Install ElasticSearch and Head
1. Download it from the official website Download your own version, I download is Windows after downloading
The directory structure
Bin: Options Java VM configuration file ElasticSearch. Yml ElasticSearch configuration file Lib Jar package logs Modules Plugins plugin ik
Click Start in bin
access
Install the head plugin
Download at github github.com/mobz/elasti…
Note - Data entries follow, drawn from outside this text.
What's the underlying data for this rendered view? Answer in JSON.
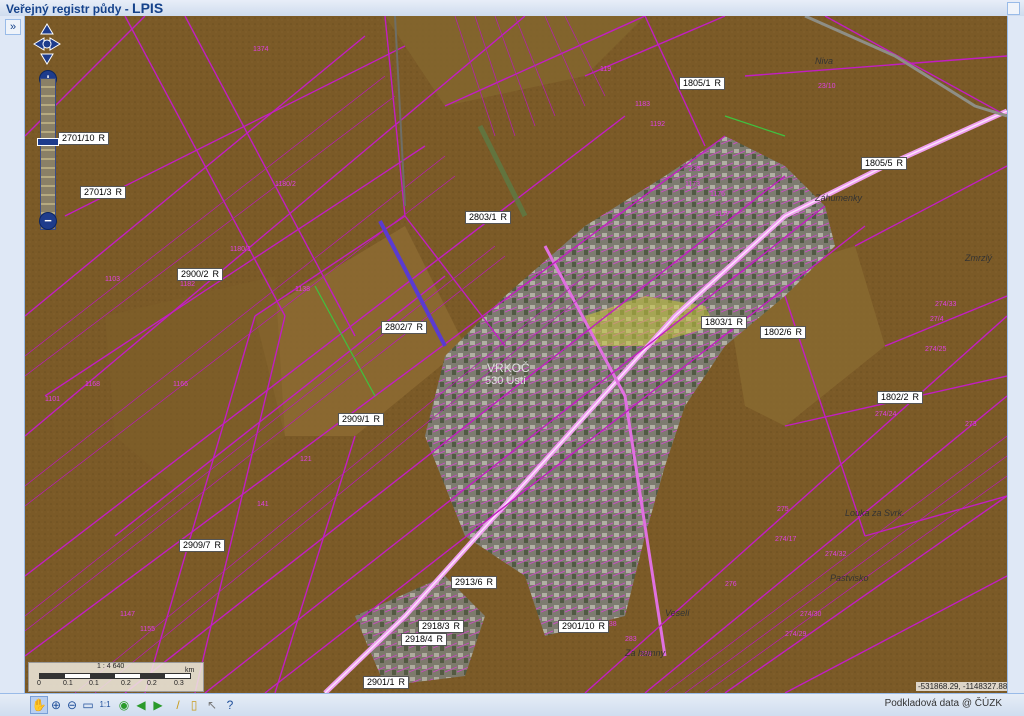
{
  "app": {
    "title_prefix": "Veřejný registr půdy - ",
    "title_brand": "LPIS"
  },
  "sidebar": {
    "expand_label": "»"
  },
  "map": {
    "parcel_labels": [
      {
        "text": "2701/10",
        "suffix": "R"
      },
      {
        "text": "2701/3",
        "suffix": "R"
      },
      {
        "text": "2900/2",
        "suffix": "R"
      },
      {
        "text": "2802/7",
        "suffix": "R"
      },
      {
        "text": "2909/1",
        "suffix": "R"
      },
      {
        "text": "2909/7",
        "suffix": "R"
      },
      {
        "text": "2803/1",
        "suffix": "R"
      },
      {
        "text": "1803/1",
        "suffix": "R"
      },
      {
        "text": "1802/6",
        "suffix": "R"
      },
      {
        "text": "1802/2",
        "suffix": "R"
      },
      {
        "text": "1805/1",
        "suffix": "R"
      },
      {
        "text": "1805/5",
        "suffix": "R"
      },
      {
        "text": "2913/6",
        "suffix": "R"
      },
      {
        "text": "2918/3",
        "suffix": "R"
      },
      {
        "text": "2918/4",
        "suffix": "R"
      },
      {
        "text": "2901/10",
        "suffix": "R"
      },
      {
        "text": "2901/1",
        "suffix": "R"
      }
    ],
    "place_names": [
      "Niva",
      "Zmrzlý",
      "Louka za Svrk.",
      "Pastvisko",
      "Záhumenky",
      "Veselí",
      "Za humny"
    ],
    "town_label": "VRKOČ",
    "town_code": "530 Ústí",
    "magenta_numbers": [
      "1374",
      "119",
      "1180/2",
      "1180/1",
      "1182",
      "1183",
      "1192",
      "1166",
      "1168",
      "1101",
      "1103",
      "1138",
      "121",
      "141",
      "1147",
      "1155",
      "23/10",
      "27/4",
      "274/25",
      "274/24",
      "274/32",
      "274/29",
      "274/30",
      "274/17",
      "274/33",
      "273",
      "275",
      "276",
      "283",
      "238",
      "236",
      "235",
      "1173",
      "1176",
      "1177"
    ]
  },
  "scale": {
    "ratio": "1 : 4 640",
    "unit": "km",
    "ticks": [
      "0",
      "0.1",
      "0.1",
      "0.2",
      "0.2",
      "0.3"
    ]
  },
  "coordinates": "-531868.29, -1148327.88",
  "footer": {
    "credit": "Podkladová data @ ČÚZK"
  },
  "toolbar": [
    {
      "icon": "pan-hand-icon"
    },
    {
      "icon": "zoom-in-icon"
    },
    {
      "icon": "zoom-out-icon"
    },
    {
      "icon": "zoom-box-icon"
    },
    {
      "icon": "zoom-1to1-icon"
    },
    {
      "icon": "refresh-icon"
    },
    {
      "icon": "back-icon"
    },
    {
      "icon": "forward-icon"
    },
    {
      "icon": "measure-icon"
    },
    {
      "icon": "identify-icon"
    },
    {
      "icon": "select-icon"
    },
    {
      "icon": "help-icon"
    }
  ],
  "colors": {
    "parcel_line": "#d020d0",
    "field": "#7a5a26",
    "urban": "#8a8a84",
    "accent": "#15428b"
  }
}
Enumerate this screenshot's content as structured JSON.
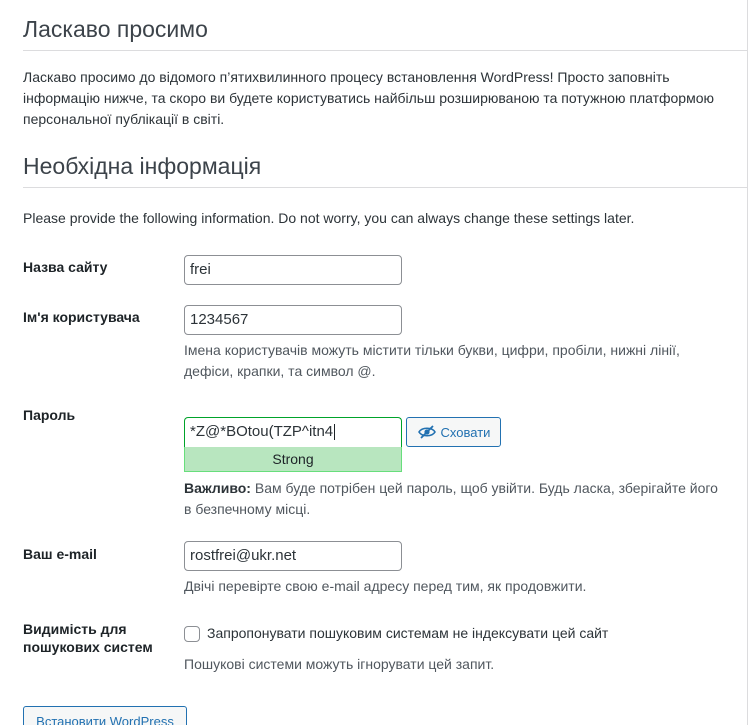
{
  "welcome": {
    "title": "Ласкаво просимо",
    "text": "Ласкаво просимо до відомого п’ятихвилинного процесу встановлення WordPress! Просто заповніть інформацію нижче, та скоро ви будете користуватись найбільш розширюваною та потужною платформою персональної публікації в світі."
  },
  "required": {
    "title": "Необхідна інформація",
    "text": "Please provide the following information. Do not worry, you can always change these settings later."
  },
  "fields": {
    "site_title": {
      "label": "Назва сайту",
      "value": "frei"
    },
    "username": {
      "label": "Ім'я користувача",
      "value": "1234567",
      "hint": "Імена користувачів можуть містити тільки букви, цифри, пробіли, нижні лінії, дефіси, крапки, та символ @."
    },
    "password": {
      "label": "Пароль",
      "value": "*Z@*BOtou(TZP^itn4",
      "strength": "Strong",
      "hide_label": "Сховати",
      "hint_bold": "Важливо:",
      "hint": " Вам буде потрібен цей пароль, щоб увійти. Будь ласка, зберігайте його в безпечному місці."
    },
    "email": {
      "label": "Ваш e-mail",
      "value": "rostfrei@ukr.net",
      "hint": "Двічі перевірте свою e-mail адресу перед тим, як продовжити."
    },
    "visibility": {
      "label_line1": "Видимість для",
      "label_line2": "пошукових систем",
      "checkbox_label": "Запропонувати пошуковим системам не індексувати цей сайт",
      "checked": false,
      "hint": "Пошукові системи можуть ігнорувати цей запит."
    }
  },
  "submit_label": "Встановити WordPress",
  "colors": {
    "accent": "#2271b1",
    "strength_bg": "#b8e6bf",
    "strength_border": "#68de7c"
  },
  "icons": {
    "hide": "eye-slash-icon"
  }
}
Simple front page [bug Mc-10866] – elasticSearch.yml [bug Mc-10866] – elasticSearch.yml You can do a simple thing
** Understand ELK **
ELK is an acronym for ElasticSearch, LogStash, and Kibana. ElasticSearch is a distributed, Restful search platform based on Lucene. Logstash is a central data stream engine for Elk. It collects data in different formats from different targets (file/data store /MQ) and filters it to different destinations. Kibana can display ElasticSearch data through friendly pages and provide real-time analysis.
** Install Kibana **
downloadAfter decompressing, click bat directlyMine is Chinese because I’m in
Chinese encoding is set here
Core concepts of ES
Understand what clusters, nodes, indexes, types, documents, mappings are?ElasticSearch (cluster) can contain multiple indexes, each index can contain multiple types (table), each type can contain multiple documents (row), each document can contain multiple fields (column).
Physical design
ElasticSearch splits each index into shards behind the scenes, and each shard can be moved between different servers in the cluster.
Logic design
There are multiple documents in an index type. This is the order in which we find the index type document ID id doesn’t have to be an integer, it could actually be a string
The document
ElasticSearch is document oriented, meaning that the smallest unit of indexing and searching is the document. ElasticSearch has several important attributes: 1. ElasticSearch can be a hierarchical database that contains multiple logical entities within a single document, which is where complex logical entities come from. ElasticSearch automatically maps this relationship
type
Types are logical containers for documents, and just like a relational database, tables are containers for rows. ElasticSearch does map its own types. But if our age field is 18, ElasticSearch might think it’s an integer. So the safest thing is we also need to map well in advance. This is a bit like a relational database.
The index
An index is a container for a mapping type. An index in ElasticSearch is a very large collection of documents that stores fields and other Settings for the mapping type and is then assigned to each node.
How does the analysis node work?
A cluster has at least one node, and a node is an ElasticSearch process. A node can have multiple indexes. By default, if you create an index, the index will be composed of 5 shards, and each master shard will have a copyIn fact, a shard is a Lucene index, a file directory that contains a file index in reverse order. The to-sort structure allows ElasticSearch to tell you which documents contain a particular keyword without scanning the entire document.
case
Suppose we now search for blog posts by post-it notes, then the sort index list looks like thisIf you want to search for articles with Python tags, it will be much faster to find the sorted indexed data than to find all the raw data. Just look at the tags column and get the relevant article ID.